General & Family Physician
Practicing since : 2005
Answered : 2568 Questions
User :   A 62 (now 63) y.o. very intelligent female who has had multiple high-functioning and highly skilled professions, with hx. of TypeII diabetes, high BP controlled on meds, chronic pain treated w/ morphine; hx intermittent vomiting and diarrhea. Found disoriented June 3, 2009, said "cumcumber (her van) was in the driveway"; given glucose b4 ambulance called. Paramedics arrived and BS 33, BP 220/170, left-facial drooping, could see words she wanted to say but could not speak them. In hosp pt. writing messy, childlike, scribbled; stated Pres. was Nixon, yr. 1989 - later said she knew right answers and knew she was giving wrong answers--she could not say what she intended to speak. Brain MRI no stroke, no bleed. Drs wanted to blame S/S on taking "too much pain meds" but she has been on same dose for long time with no disorientation; drug screen showed NO unexpected levels. Post-hospital: Could not do these things--simple math; speak full sentences (word blockage); diff finding words; diff following simple or complex directions; confusion; forgetful; struggles to understand meaning of other people's words; lost many important items (keys, wallet, uncashed checks; credit/debit cards); wrote wrong years repeatedly June 09 to June '10---she'd write it was 1928, 1967, 1989, etc; often repeated written words in sentences; would get "lost" from room to room, forget what she was going to do. Greatly improved but has continued problems; on 3 of 7 days each week has very bad days. Her doc wonders if she has chronic adrenal insufficiency after repeated cortisone shots for back pain.
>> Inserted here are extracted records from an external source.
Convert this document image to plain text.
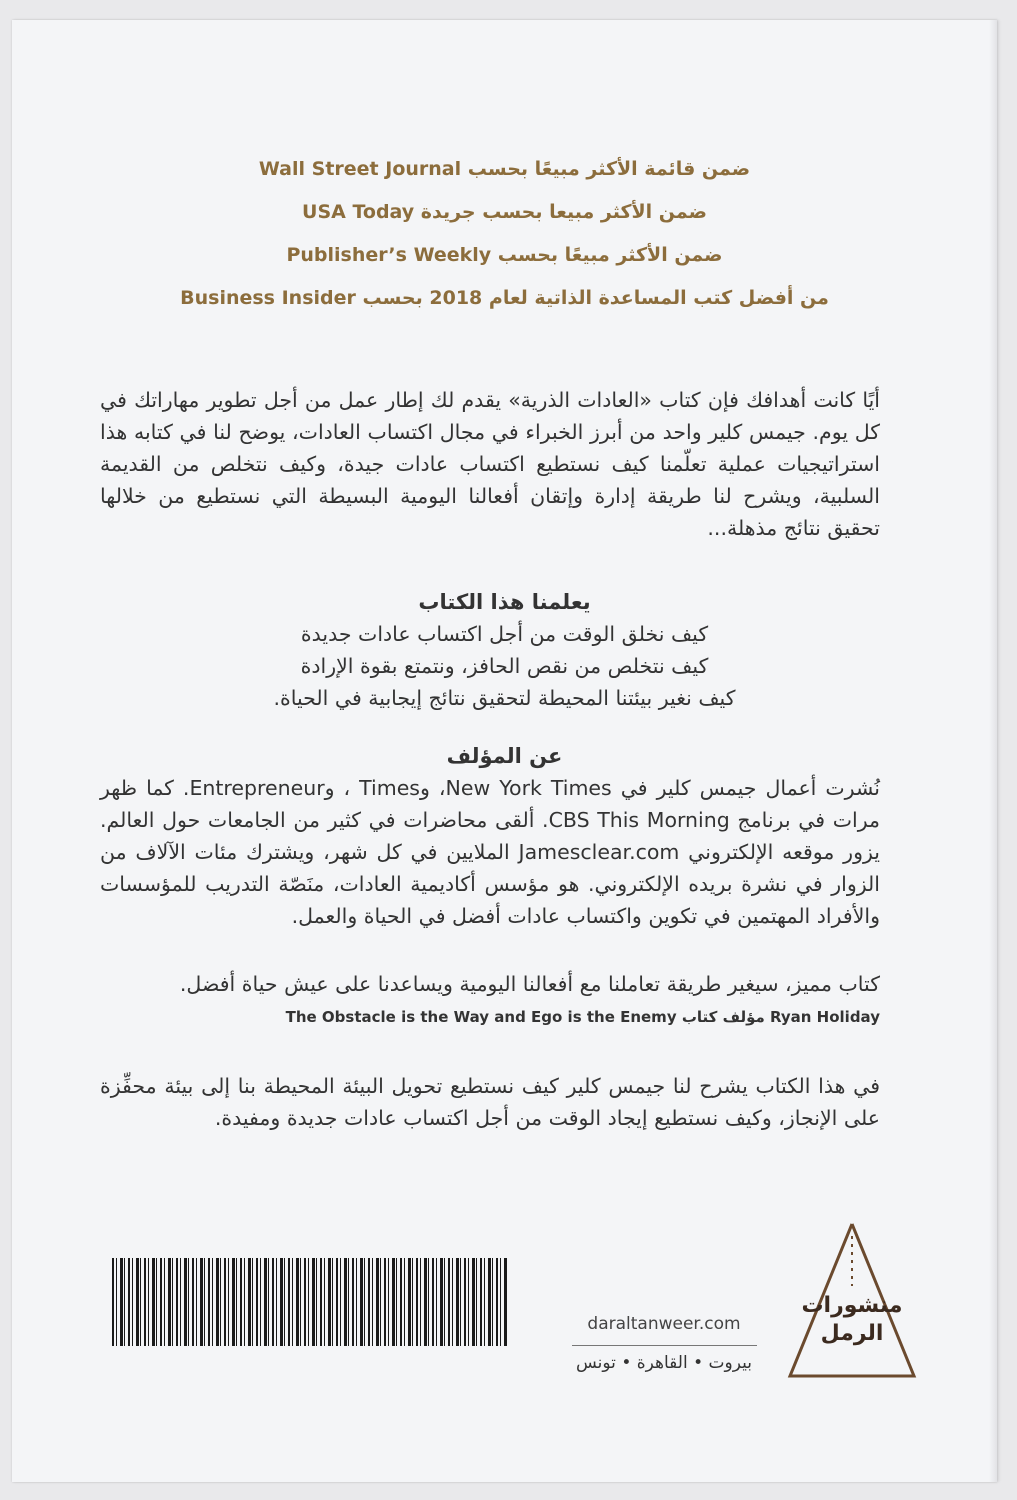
ضمن قائمة الأكثر مبيعًا بحسب Wall Street Journal
ضمن الأكثر مبيعا بحسب جريدة USA Today
ضمن الأكثر مبيعًا بحسب Publisher’s Weekly
من أفضل كتب المساعدة الذاتية لعام 2018 بحسب Business Insider
أيًا كانت أهدافك فإن كتاب «العادات الذرية» يقدم لك إطار عمل من أجل تطوير مهاراتك في كل يوم. جيمس كلير واحد من أبرز الخبراء في مجال اكتساب العادات، يوضح لنا في كتابه هذا استراتيجيات عملية تعلّمنا كيف نستطيع اكتساب عادات جيدة، وكيف نتخلص من القديمة السلبية، ويشرح لنا طريقة إدارة وإتقان أفعالنا اليومية البسيطة التي نستطيع من خلالها تحقيق نتائج مذهلة...
يعلمنا هذا الكتاب
كيف نخلق الوقت من أجل اكتساب عادات جديدة
كيف نتخلص من نقص الحافز، ونتمتع بقوة الإرادة
كيف نغير بيئتنا المحيطة لتحقيق نتائج إيجابية في الحياة.
عن المؤلف
نُشرت أعمال جيمس كلير في New York Times، وTimes ، وEntrepreneur. كما ظهر مرات في برنامج CBS This Morning. ألقى محاضرات في كثير من الجامعات حول العالم. يزور موقعه الإلكتروني Jamesclear.com الملايين في كل شهر، ويشترك مئات الآلاف من الزوار في نشرة بريده الإلكتروني. هو مؤسس أكاديمية العادات، منَصّة التدريب للمؤسسات والأفراد المهتمين في تكوين واكتساب عادات أفضل في الحياة والعمل.
كتاب مميز، سيغير طريقة تعاملنا مع أفعالنا اليومية ويساعدنا على عيش حياة أفضل.
Ryan Holiday مؤلف كتاب The Obstacle is the Way and Ego is the Enemy
في هذا الكتاب يشرح لنا جيمس كلير كيف نستطيع تحويل البيئة المحيطة بنا إلى بيئة محفِّزة على الإنجاز، وكيف نستطيع إيجاد الوقت من أجل اكتساب عادات جديدة ومفيدة.
daraltanweer.com
بيروت • القاهرة • تونس
منشورات
الرمل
Biggest S/S now, ALL intermittent include: (first 4 come and go quickly->)dizziness, bad nausea, loss of balance, confusion; (these recurr repeatedly-->)"sluggish"/tired; falls asleep during conversations; left-slide face droops; repeating written words even though she tries hard to write what she intends
User :   to write; tells me "I can only think of (whatever words she's stuck on, like "pretty people")" which she'll find she has written over and over (pretty people pretty people etc); verbal word substitution like "I put the cat (e.g. milk) in the refrigerator"; losing items; forgetfulness; gets "lost" in house; less spontaneously verbal since June 2009; less interest in previously high-interest subjects; stares hard at nothing when she can't speak words; recognizes people but forgets people's names she has known for years; word recall tests=zero but fair word recognition. Written perseverations interfere with her job. Her doc wants me to continue my observations since I am a retired RN. I wonder if intermittent TIAs but her Dr says no. I cannot find anything online about "written perseveration" when the patient knows what they intend to write but what gets written is something totally different; sometimes she recognizes the repetition, but often she does not. Examples of problem writing with crossed outs on repeats: 1.) Walked 5 minutes minutes 5 minutes walking minutes 5 wal walk walking" 2.) "old people did old people old people old peo people" 3.) Out of of of bread. Went went to to to store to store to store bread". She says she never intended to write these words at all; at the time she fully believes she is writing what she intends to write. She can verbally tell me the intended sentence without perseveration of any word but often has blocking--starts sentence--stops--struggles for next word--starts over-- blocks on a different word, etc. Now, BP and BS WNL except occ. very low BPs of 90/50. Can have all of the above S/S during higher BS of 172. On Glucaphage 1,000 BID; Glyburide 3mg BID; Enapril 30mg a day; Morphine ER 100mg BID; Simvastatin; Synthroid; anti-depressant at HS. Neuro said NOT dementia. Any ideas please?                              
Doctor :   Hi
Doctor :   let me read
User :   I tried to describe all of observable problems.
Doctor :   when she was taken to ER and MRI was taken what did the doctors say ?
User :   MRI done 48 hrs after admittance
Doctor :   ok
User :   Said no stroke, no bleed
User :   kept her in ER 24 hrs due to very low BS
Doctor :   ok
User :   ALL of what I described the docs in hospital saw/heard
User :   They also did swallow test-- ok
User :   I'm very worried; she lives alone & I think she needs new MRi
Doctor :   what was the provisional diagnosis the doc at ER made at the time of admission ?
User :   Took too much pain med; severe low BS; severe high BP
User :   They had her on 4 BP meds at discharge because BP would rise when on lower amounts
Doctor :   what was the BS at the time of admission
User :   Here with paramedics it was 33 AFTER I gave her glucose tabs
Doctor :   ok
User :   They gave glucose gel.. got it to 44 before transport
User :   We don't know time-line
User :   drove here 8pm... I found her disoriented at midnight
User :   I was asleep...
Doctor :   The low BS combined with the High BP has caused damage to her brain
User :   She was walking, talking, but "lost", disoriented, looked like drunk (does not drink)
Doctor :   yes
User :   Dr that is what I think too, but her Dr says NO
User :   She has had NO post therapy
User :   *I* am the only one helping her
Doctor :   ok
User :   I know if I had not found her she would have died, BS was likely in 20s before I found her
Doctor :   low glucose and high blood pressure temporarily causes brain dysfunction
Doctor :   and it will proceed to brain injury only left for some time in that state
User :   What is recovery time? Or will she continue to have BI symptoms for rest of life?
Doctor :   the incidence has impaired her intellectual and cognitive function
User :   I agree; why don't docs here agree?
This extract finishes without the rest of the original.